Large floods, such as those generated under ice-jam conditions or those with high return periods (see Buttle et al. 2015 in this issue for examples of major floods across Canada since 1995), provide a major source of physical disturbance and suspended sediment movement that can be detrimental to instream aquatic habitat, but beneficial to floodplain ecology. Moderate floods with relatively low return periods can be particularly beneficial to aquatic habitats by providing woody debris that contributes to habitat complexity and diversity, by flushing fine sediments and by providing important food sources from terrestrial origins. In addition to sediment concentration and loads, floods also influence water-quality parameters, such as metals and pH depression, which further influence river ecology.

This overview paper also recognizes the importance of linkages between floods and habitat connectivity and refugia, and the ability of aquatic resources to recover from flood disturbance. Additionally, the floodplain forest plays a role in channel configuration, as well as in many other processes contributing to the river ecology, such as allochthonous inputs of carbon, moderating bank erosion, food-web dynamics and other influences. Several species of trees are dependent on floods for reproduction, and floods can limit competitive encroachment of upland vegetation.
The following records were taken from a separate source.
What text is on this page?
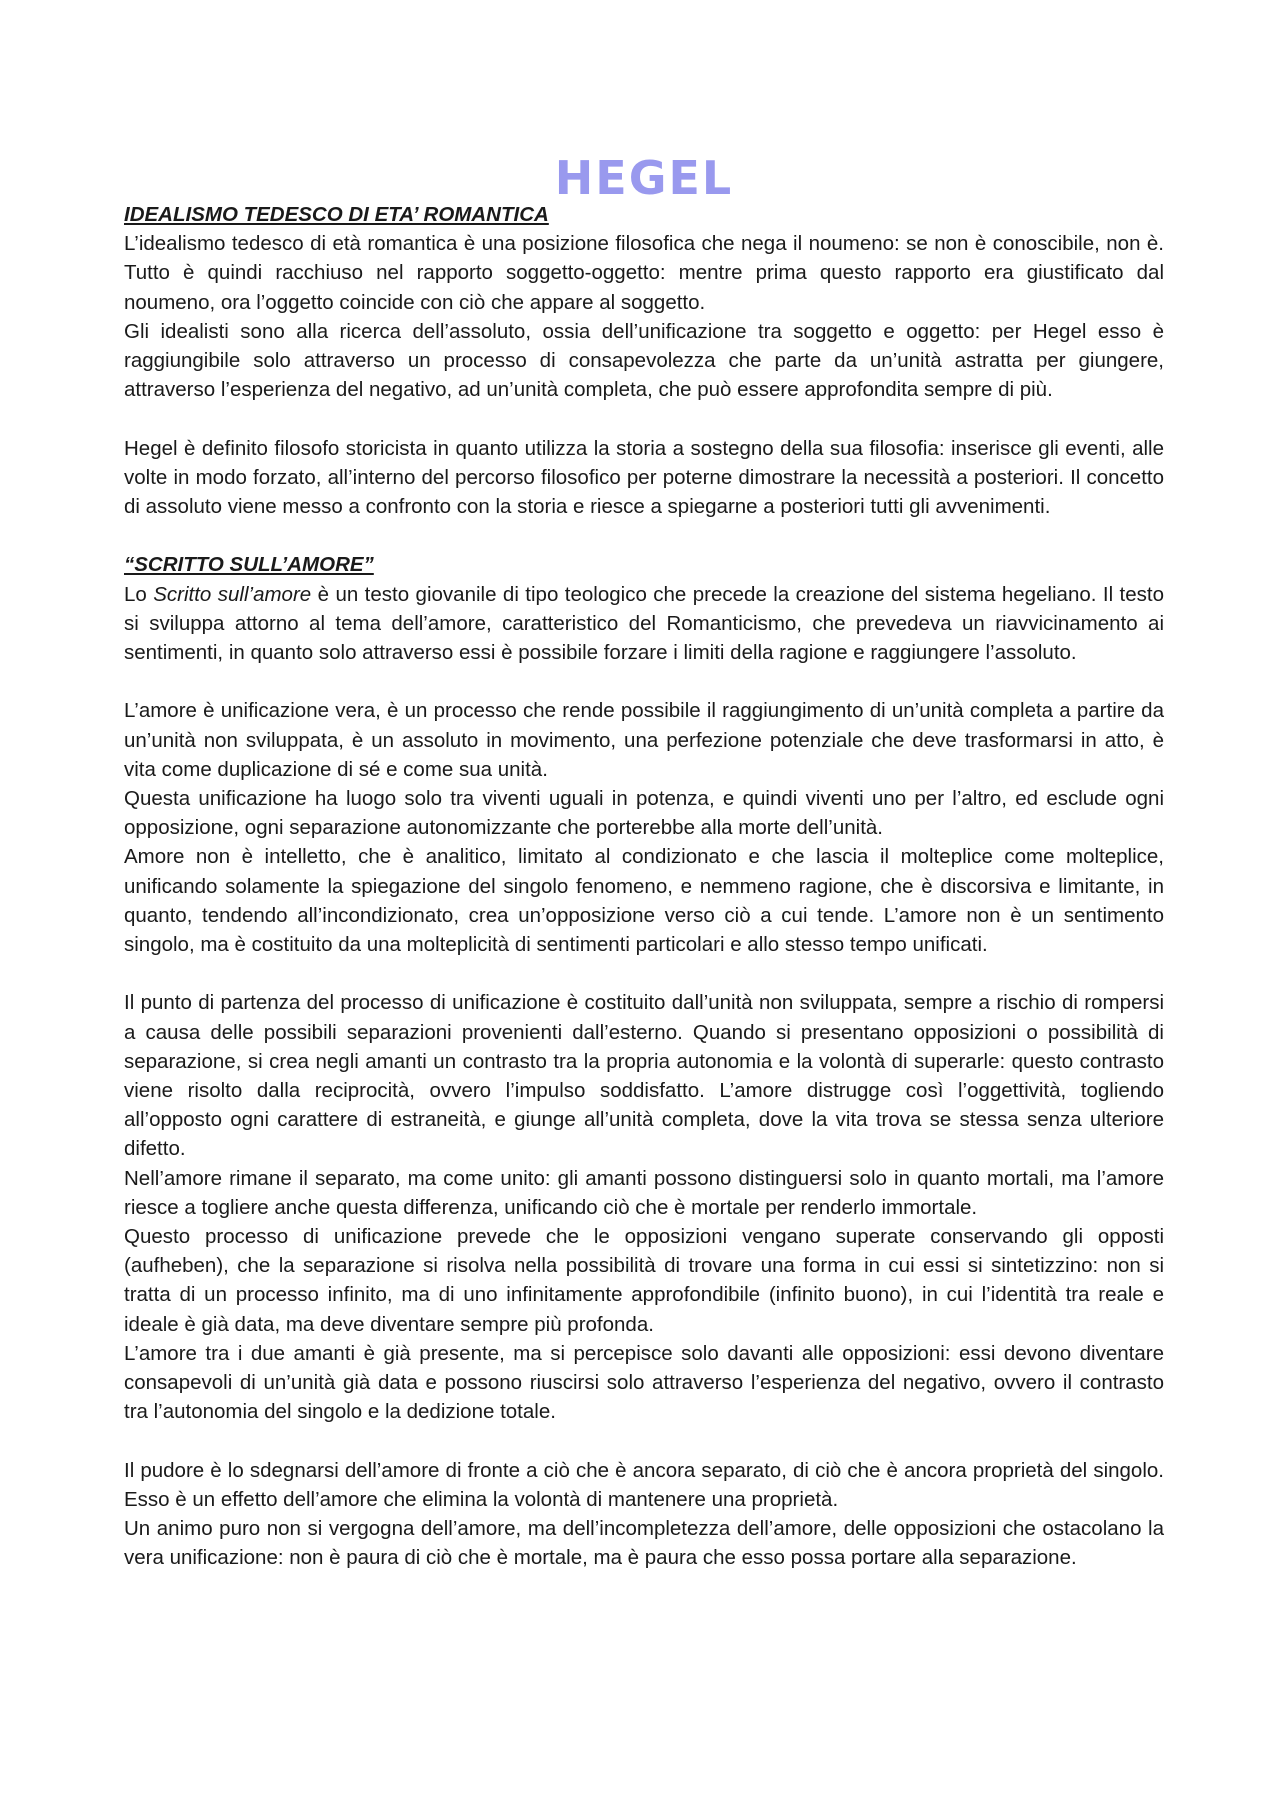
HEGEL
IDEALISMO TEDESCO DI ETA’ ROMANTICA

L’idealismo tedesco di età romantica è una posizione filosofica che nega il noumeno: se non è conoscibile, non è. Tutto è quindi racchiuso nel rapporto soggetto-oggetto: mentre prima questo rapporto era giustificato dal noumeno, ora l’oggetto coincide con ciò che appare al soggetto.

Gli idealisti sono alla ricerca dell’assoluto, ossia dell’unificazione tra soggetto e oggetto: per Hegel esso è raggiungibile solo attraverso un processo di consapevolezza che parte da un’unità astratta per giungere, attraverso l’esperienza del negativo, ad un’unità completa, che può essere approfondita sempre di più.

Hegel è definito filosofo storicista in quanto utilizza la storia a sostegno della sua filosofia: inserisce gli eventi, alle volte in modo forzato, all’interno del percorso filosofico per poterne dimostrare la necessità a posteriori. Il concetto di assoluto viene messo a confronto con la storia e riesce a spiegarne a posteriori tutti gli avvenimenti.

“SCRITTO SULL’AMORE”

Lo Scritto sull’amore è un testo giovanile di tipo teologico che precede la creazione del sistema hegeliano. Il testo si sviluppa attorno al tema dell’amore, caratteristico del Romanticismo, che prevedeva un riavvicinamento ai sentimenti, in quanto solo attraverso essi è possibile forzare i limiti della ragione e raggiungere l’assoluto.

L’amore è unificazione vera, è un processo che rende possibile il raggiungimento di un’unità completa a partire da un’unità non sviluppata, è un assoluto in movimento, una perfezione potenziale che deve trasformarsi in atto, è vita come duplicazione di sé e come sua unità.

Questa unificazione ha luogo solo tra viventi uguali in potenza, e quindi viventi uno per l’altro, ed esclude ogni opposizione, ogni separazione autonomizzante che porterebbe alla morte dell’unità.

Amore non è intelletto, che è analitico, limitato al condizionato e che lascia il molteplice come molteplice, unificando solamente la spiegazione del singolo fenomeno, e nemmeno ragione, che è discorsiva e limitante, in quanto, tendendo all’incondizionato, crea un’opposizione verso ciò a cui tende. L’amore non è un sentimento singolo, ma è costituito da una molteplicità di sentimenti particolari e allo stesso tempo unificati.

Il punto di partenza del processo di unificazione è costituito dall’unità non sviluppata, sempre a rischio di rompersi a causa delle possibili separazioni provenienti dall’esterno. Quando si presentano opposizioni o possibilità di separazione, si crea negli amanti un contrasto tra la propria autonomia e la volontà di superarle: questo contrasto viene risolto dalla reciprocità, ovvero l’impulso soddisfatto. L’amore distrugge così l’oggettività, togliendo all’opposto ogni carattere di estraneità, e giunge all’unità completa, dove la vita trova se stessa senza ulteriore difetto.

Nell’amore rimane il separato, ma come unito: gli amanti possono distinguersi solo in quanto mortali, ma l’amore riesce a togliere anche questa differenza, unificando ciò che è mortale per renderlo immortale.

Questo processo di unificazione prevede che le opposizioni vengano superate conservando gli opposti (aufheben), che la separazione si risolva nella possibilità di trovare una forma in cui essi si sintetizzino: non si tratta di un processo infinito, ma di uno infinitamente approfondibile (infinito buono), in cui l’identità tra reale e ideale è già data, ma deve diventare sempre più profonda.

L’amore tra i due amanti è già presente, ma si percepisce solo davanti alle opposizioni: essi devono diventare consapevoli di un’unità già data e possono riuscirsi solo attraverso l’esperienza del negativo, ovvero il contrasto tra l’autonomia del singolo e la dedizione totale.

Il pudore è lo sdegnarsi dell’amore di fronte a ciò che è ancora separato, di ciò che è ancora proprietà del singolo. Esso è un effetto dell’amore che elimina la volontà di mantenere una proprietà.

Un animo puro non si vergogna dell’amore, ma dell’incompletezza dell’amore, delle opposizioni che ostacolano la vera unificazione: non è paura di ciò che è mortale, ma è paura che esso possa portare alla separazione.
Floods play a critical role in deltaic environments where high flows and overflow connect to delta lakes and wetlands, which is important in sustaining water balances (ponded water) and influencing nutrient supplies. Incorporating flood-ecology understanding into basin-scale management approaches is advocated for maximizing the resiliency of riverine and floodplain ecosystems to anthropogenic stressors (e.g. Biron et al. 2014).

Significant factors that have already produced changes and will likely influence future flood regimes in Canada are river flow regulation, land-use change, urban development and climate change. Following from the potential changes to the magnitude and timing of floods resulting from these environmental stressors, it is recommended that future research efforts should focus on enhancing our understanding of the ecological aspects of floods, and especially under ice-jam conditions. This new information will prove invaluable in preserving, protecting and managing the natural resources provided by riverine ecosystems.

Acknowledgements

We thank the four anonymous reviewers for their detailed and constructive comments on a previous version of this manuscript.